The bill, sponsored by Anchorage Democratic Rep. Zack Fields, comes on the back of an announcement by the Department of Corrections that it is looking for bids from out-of-state prisons to house 250-500 Alaska inmates.

Anchorage Democratic Reps. Andy Josephson and Harriet Drummond and Ketchikan Independent Rep. Dan Ortiz are planning to co-sponsor the bill.

Nancy Dahlstrom, the Corrections Commissioner, said at the time of the announcement that the winning bidder would need to provide rehabilitation programs comparable to those that exist in Alaska.

Critics of sending inmates Outside have said that the practice is a public safety risk and has led to an increase in gang activity in the past.

Randy McLellan, the President of the Alaska Correctional Officers Association, sent a letter to the governor on Oct. 17, urging for the policy not to be enacted.

"As a Correctional Officer for 22 years, my thoughts on this subject are straightforward - please do not do this," he wrote. "This decision would undermine your public safety goals.“

“I think what we need to do is clearly prohibit it in statute,” Fields said before describing that inmates have experienced worse outcomes for rehabilitation when sent out state. “We can’t be increasing violent gang crime in Alaska.”

The only exceptions in Fields’s bill to sending prisoners Outside would be for the health of the inmate or if it would allow them to serve time closer to family.

In June, the Alaska Legislature passed House Bill 49, a tough-on-crime bill that was projected to increase the number of Alaska inmates.
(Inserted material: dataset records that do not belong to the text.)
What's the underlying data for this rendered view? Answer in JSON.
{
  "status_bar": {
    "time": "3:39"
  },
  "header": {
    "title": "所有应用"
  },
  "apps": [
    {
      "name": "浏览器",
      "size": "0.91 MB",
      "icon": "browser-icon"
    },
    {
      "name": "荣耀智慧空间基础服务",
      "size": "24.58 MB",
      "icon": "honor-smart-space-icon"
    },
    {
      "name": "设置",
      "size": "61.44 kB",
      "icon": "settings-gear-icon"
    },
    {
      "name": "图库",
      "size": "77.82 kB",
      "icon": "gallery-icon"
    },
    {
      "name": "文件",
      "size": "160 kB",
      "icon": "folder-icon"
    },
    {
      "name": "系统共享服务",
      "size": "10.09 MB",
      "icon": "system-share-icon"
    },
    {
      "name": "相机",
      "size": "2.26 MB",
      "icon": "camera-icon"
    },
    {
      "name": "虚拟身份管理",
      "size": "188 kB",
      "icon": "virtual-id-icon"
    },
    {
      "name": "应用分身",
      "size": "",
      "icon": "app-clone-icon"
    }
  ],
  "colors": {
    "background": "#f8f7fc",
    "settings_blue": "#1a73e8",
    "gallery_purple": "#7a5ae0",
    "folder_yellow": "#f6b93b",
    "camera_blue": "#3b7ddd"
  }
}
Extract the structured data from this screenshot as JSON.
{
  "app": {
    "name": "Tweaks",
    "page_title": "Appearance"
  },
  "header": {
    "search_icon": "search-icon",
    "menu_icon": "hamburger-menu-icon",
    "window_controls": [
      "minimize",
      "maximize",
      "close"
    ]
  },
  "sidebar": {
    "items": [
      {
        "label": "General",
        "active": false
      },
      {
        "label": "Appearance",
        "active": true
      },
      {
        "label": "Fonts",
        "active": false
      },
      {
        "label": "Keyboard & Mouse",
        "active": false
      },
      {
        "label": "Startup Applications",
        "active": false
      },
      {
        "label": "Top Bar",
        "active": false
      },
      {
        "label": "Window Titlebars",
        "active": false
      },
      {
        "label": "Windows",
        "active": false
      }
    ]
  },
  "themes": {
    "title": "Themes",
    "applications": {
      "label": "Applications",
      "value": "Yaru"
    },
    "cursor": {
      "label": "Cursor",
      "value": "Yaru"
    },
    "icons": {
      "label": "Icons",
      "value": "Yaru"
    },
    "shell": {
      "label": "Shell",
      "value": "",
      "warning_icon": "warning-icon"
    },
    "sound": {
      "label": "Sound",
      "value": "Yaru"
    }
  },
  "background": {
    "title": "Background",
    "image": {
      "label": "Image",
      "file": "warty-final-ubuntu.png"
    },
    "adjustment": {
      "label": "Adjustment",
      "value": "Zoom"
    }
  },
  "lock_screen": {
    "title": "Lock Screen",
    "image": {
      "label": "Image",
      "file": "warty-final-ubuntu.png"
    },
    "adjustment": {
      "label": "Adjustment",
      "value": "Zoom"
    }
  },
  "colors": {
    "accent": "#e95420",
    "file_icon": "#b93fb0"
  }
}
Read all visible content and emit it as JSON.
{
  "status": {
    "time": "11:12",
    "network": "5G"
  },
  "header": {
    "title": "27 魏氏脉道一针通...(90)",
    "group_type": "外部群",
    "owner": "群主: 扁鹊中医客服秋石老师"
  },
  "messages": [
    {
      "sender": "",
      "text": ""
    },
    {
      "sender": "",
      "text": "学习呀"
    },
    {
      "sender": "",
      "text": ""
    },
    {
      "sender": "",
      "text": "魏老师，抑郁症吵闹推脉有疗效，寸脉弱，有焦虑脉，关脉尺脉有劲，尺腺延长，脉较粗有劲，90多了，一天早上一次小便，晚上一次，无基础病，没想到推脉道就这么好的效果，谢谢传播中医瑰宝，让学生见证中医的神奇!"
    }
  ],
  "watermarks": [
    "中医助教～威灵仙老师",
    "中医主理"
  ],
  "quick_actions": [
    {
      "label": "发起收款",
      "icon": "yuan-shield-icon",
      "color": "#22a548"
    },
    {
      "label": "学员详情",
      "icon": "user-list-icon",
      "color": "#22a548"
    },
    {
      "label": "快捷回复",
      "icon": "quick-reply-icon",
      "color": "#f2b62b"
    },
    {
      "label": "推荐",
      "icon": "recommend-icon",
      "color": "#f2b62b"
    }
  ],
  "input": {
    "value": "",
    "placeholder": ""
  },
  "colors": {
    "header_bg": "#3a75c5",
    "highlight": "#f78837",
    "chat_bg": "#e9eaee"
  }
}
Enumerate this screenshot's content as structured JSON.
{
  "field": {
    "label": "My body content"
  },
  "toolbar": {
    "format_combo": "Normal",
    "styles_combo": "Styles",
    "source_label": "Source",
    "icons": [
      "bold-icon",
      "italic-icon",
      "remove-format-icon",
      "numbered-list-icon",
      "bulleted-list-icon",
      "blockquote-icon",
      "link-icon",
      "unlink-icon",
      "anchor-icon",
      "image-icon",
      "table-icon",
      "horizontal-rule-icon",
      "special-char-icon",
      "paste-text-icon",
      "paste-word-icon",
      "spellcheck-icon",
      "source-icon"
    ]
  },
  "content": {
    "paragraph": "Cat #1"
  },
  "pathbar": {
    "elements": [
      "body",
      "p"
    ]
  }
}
The legislation included intent language to reopen Palmer Correctional Center, a facility that was shuttered in 2016.

The Legislature also appropriated $16 million to reopen the facility but Dahlstrom estimated it would actually cost $21 million to bring Palmer Correctional online. She also said that it would take 12 months and would require hiring 70 additional corrections officers, the department is already said to be short-staffed.

The state’s initial request for bids from out-of-state prisons to house Alaska inmates is $17 million. Dahlstrom said discussions were ongoing whether or not Palmer Correctional would reopen.

If passed by the Legislature, Fields’s bill would only go into effect on July 1, 2020, a delayed effective date that’s intended to give the Department of Corrections time to hire more staff and bring out-of-state inmates back to Alaska.

The expressed need to send inmates Outside is because of overcrowding of the state’s prisons and jails. According to figures presented by the department in October, corrections facilities across Alaska are at roughly 97% capacity.

Records obtained by the American Civil Liberties Union of Alaska showed that several prisons and jails across Alaska have recently been overcrowded beyond their maximum capacities, sometimes for months at a time.